ENTRYPOINT ["./aspnetapp"]
But there was an error because the project I am working on has a dependency on libicu70 library. I found a workaround here.
So the final Dockerfile was similar to this:
FROM golang:1.20 as chisel
RUN git clone --depth 1 -b main https://github.com/canonical/chisel /opt/chisel
WORKDIR /opt/chisel
RUN go build ./cmd/chisel
FROM mcr.microsoft.com/dotnet/sdk:8.0-jammy AS build
RUN apt-get update \
&& apt-get install -y fdupes \
&& rm -rf /var/lib/apt/lists/*
COPY /opt/chisel/chisel /usr/bin/
COPY / /runtime-ref
RUN mkdir /rootfs \
&& chisel cut --release "ubuntu-22.04" --root /rootfs \
libicu70_libs \
\
# Remove duplicates from rootfs that exist in runtime-ref
&& fdupes /runtime-ref /rootfs -rdpN \
\
# Delete duplicate symlinks
# Function to find and format symlinks w/o including root dir (format: /path/to/symlink /path/to/target)

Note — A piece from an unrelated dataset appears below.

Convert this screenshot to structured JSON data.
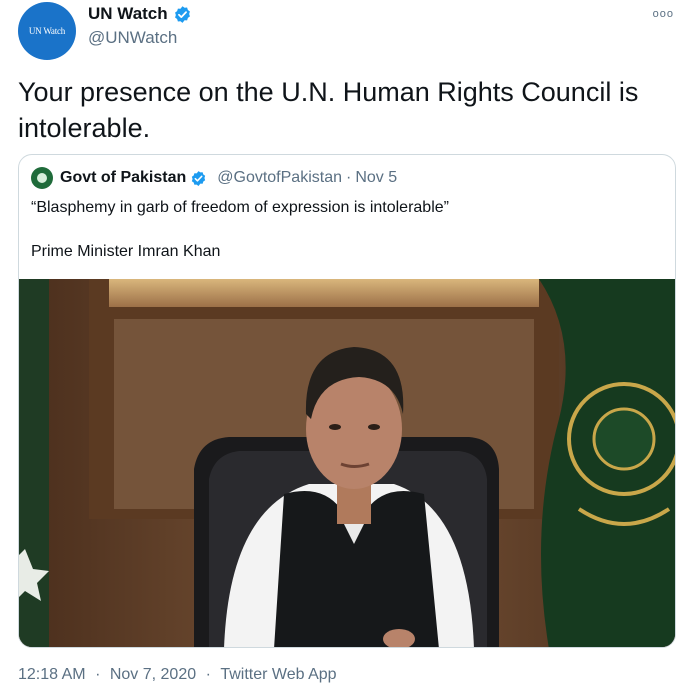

&& getsymlinks() { find $1 -type l -printf '%p %l\n' | sed -n "s/^\\$1\\(.*\\)/\\1/p"; } \
# Combine set of symlinks between rootfs and runtime-ref
&& (getsymlinks "/rootfs"; getsymlinks "/runtime-ref") \
# Sort them
| sort \
# Find the duplicates
| uniq -d \
# Extract just the path to the symlink
| cut -d' ' -f1 \
# Prepend the rootfs directory to the paths
| sed -e 's/^/\/rootfs/' \
# Delete the files
| xargs rm \
\
# Delete empty directories
&& find /rootfs -type d -empty -delete
WORKDIR /source
# copy csproj and restore as distinct layers
COPY *.csproj .
RUN dotnet restore
# copy and publish app and libraries
COPY . .
RUN dotnet publish -c release -o /app --no-restore
# final stage/image
FROM mcr.microsoft.com/dotnet/nightly/runtime:8.0-jammy-chiseled
ENV DOTNET_SYSTEM_GLOBALIZATION_INVARIANT=false
COPY /rootfs /
WORKDIR /app
COPY /app .
ENTRYPOINT ["dotnet", "dotnetapp.dll"]
After this, the Docker image's size was reduced by approximately 50% - now it is 180MB. The security benefits come with it as chiseled images don't have a root user.